手紙 ふたりの奇跡
秋田に住む小六の穂乃香は、亡き母の少女時代の大切な思い出の謎を探すため、勇気を出して長崎に住む耕治の小学校へ手紙を送る─。
『ふたり』が感想文全国コンクール課題図書に、『香菜とななつの秘密』が厚生労働省社会保障審議会推薦児童福祉文化財に選ばれるなど、人気、実力を兼ね備えた現役教師作家、福田隆浩氏による感動作。
「この手紙は、長崎市の東山小学校に届いていますか? そして、6年生の吉野耕治さんの手元へ届いているでしょうか? そうなっていることを信じて、続きを書くことにします。
はじめまして! わたしの名前は清水穂乃香といいます。
秋田県秋田市にある桜坂小学校に通う小学6年生です。
吉野さんが、この手紙を読んでいるとしたら、きっとびっくりしていることと思います。
だって、会ったこともない、まったく知らない子から、突然こんな手紙が届いたのですから。

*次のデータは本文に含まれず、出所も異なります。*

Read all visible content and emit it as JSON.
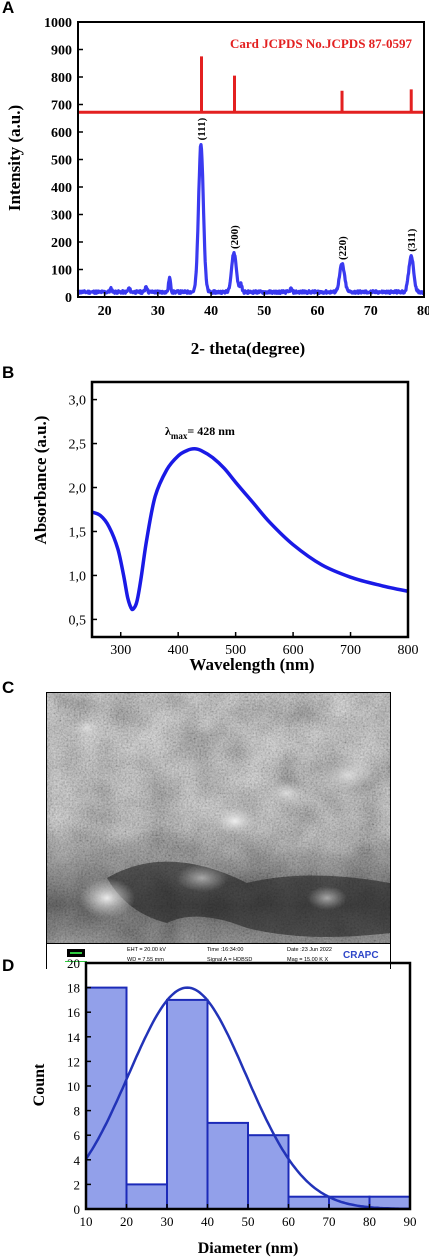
{
  "panels": {
    "a": "A",
    "b": "B",
    "c": "C",
    "d": "D"
  },
  "chart_data": [
    {
      "type": "line",
      "panel": "A",
      "xlabel": "2- theta(degree)",
      "ylabel": "Intensity (a.u.)",
      "xlim": [
        15,
        80
      ],
      "ylim": [
        0,
        1000
      ],
      "xticks": [
        20,
        30,
        40,
        50,
        60,
        70,
        80
      ],
      "yticks": [
        0,
        100,
        200,
        300,
        400,
        500,
        600,
        700,
        800,
        900,
        1000
      ],
      "line_color": "#3a3af0",
      "reference_color": "#e32020",
      "reference_label": "Card JCPDS No.JCPDS 87-0597",
      "reference_baseline": 672,
      "reference_peaks": [
        {
          "x": 38.2,
          "y": 875
        },
        {
          "x": 44.4,
          "y": 805
        },
        {
          "x": 64.6,
          "y": 750
        },
        {
          "x": 77.6,
          "y": 755
        }
      ],
      "peaks": [
        {
          "x": 38.1,
          "y": 555,
          "label": "(111)"
        },
        {
          "x": 44.3,
          "y": 160,
          "label": "(200)"
        },
        {
          "x": 64.6,
          "y": 120,
          "label": "(220)"
        },
        {
          "x": 77.6,
          "y": 150,
          "label": "(311)"
        }
      ],
      "minor_peaks": [
        {
          "x": 32.2,
          "y": 70
        },
        {
          "x": 27.8,
          "y": 40
        },
        {
          "x": 24.6,
          "y": 32
        },
        {
          "x": 21.2,
          "y": 30
        },
        {
          "x": 45.6,
          "y": 48
        },
        {
          "x": 55.0,
          "y": 30
        }
      ],
      "background_level": 18
    },
    {
      "type": "line",
      "panel": "B",
      "xlabel": "Wavelength (nm)",
      "ylabel": "Absorbance (a.u.)",
      "xlim": [
        250,
        800
      ],
      "ylim": [
        0.3,
        3.2
      ],
      "xticks": [
        300,
        400,
        500,
        600,
        700,
        800
      ],
      "yticks": [
        "0,5",
        "1,0",
        "1,5",
        "2,0",
        "2,5",
        "3,0"
      ],
      "ytick_values": [
        0.5,
        1.0,
        1.5,
        2.0,
        2.5,
        3.0
      ],
      "line_color": "#1a1ae6",
      "annotation": {
        "symbol": "λ",
        "subscript": "max",
        "text": "= 428 nm",
        "x": 428
      },
      "x": [
        250,
        265,
        280,
        295,
        305,
        312,
        318,
        322,
        328,
        335,
        345,
        360,
        380,
        400,
        415,
        428,
        440,
        460,
        480,
        500,
        530,
        560,
        600,
        650,
        700,
        750,
        800
      ],
      "y": [
        1.72,
        1.68,
        1.55,
        1.3,
        1.0,
        0.75,
        0.63,
        0.62,
        0.7,
        0.95,
        1.4,
        1.9,
        2.2,
        2.36,
        2.42,
        2.44,
        2.42,
        2.34,
        2.22,
        2.06,
        1.83,
        1.6,
        1.35,
        1.12,
        0.98,
        0.89,
        0.82
      ]
    },
    {
      "type": "bar",
      "panel": "D",
      "xlabel": "Diameter (nm)",
      "ylabel": "Count",
      "xlim": [
        10,
        90
      ],
      "ylim": [
        0,
        20
      ],
      "xticks": [
        10,
        20,
        30,
        40,
        50,
        60,
        70,
        80,
        90
      ],
      "yticks": [
        0,
        2,
        4,
        6,
        8,
        10,
        12,
        14,
        16,
        18,
        20
      ],
      "bar_fill": "#7f8fe6",
      "bar_edge": "#1c2ab8",
      "fit_color": "#2233b8",
      "bins": [
        {
          "from": 10,
          "to": 20,
          "count": 18
        },
        {
          "from": 20,
          "to": 30,
          "count": 2
        },
        {
          "from": 30,
          "to": 40,
          "count": 17
        },
        {
          "from": 40,
          "to": 50,
          "count": 7
        },
        {
          "from": 50,
          "to": 60,
          "count": 6
        },
        {
          "from": 60,
          "to": 70,
          "count": 1
        },
        {
          "from": 70,
          "to": 80,
          "count": 1
        },
        {
          "from": 80,
          "to": 90,
          "count": 1
        }
      ],
      "gaussian_fit": {
        "center": 35,
        "peak": 18,
        "sigma": 14.5
      }
    }
  ],
  "sem": {
    "eht": "EHT = 20.00 kV",
    "wd": "WD = 7.55 mm",
    "time": "Time :16:34:00",
    "signal": "Signal A = HDBSD",
    "date": "Date :23 Jun 2022",
    "mag": "Mag =   15.00 K X",
    "logo": "CRAPC",
    "scale_color": "#2ecc40",
    "logo_color": "#2e46c8"
  }
}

─中略─お母さんの人生って、いったいなんだったのだろう……。
最近、よくそのことを考えてしまいます。
自分のために生きていたのかなあって。
うれしいことあったのかなあ。
きらきら輝いていたことがあったのかなあって……。
でも、お母さんがすっごく笑って、本当に本当に楽しそうにしていたことがありました。
そう。
それが、長崎での出来事について、わたしに話してくれたときでした。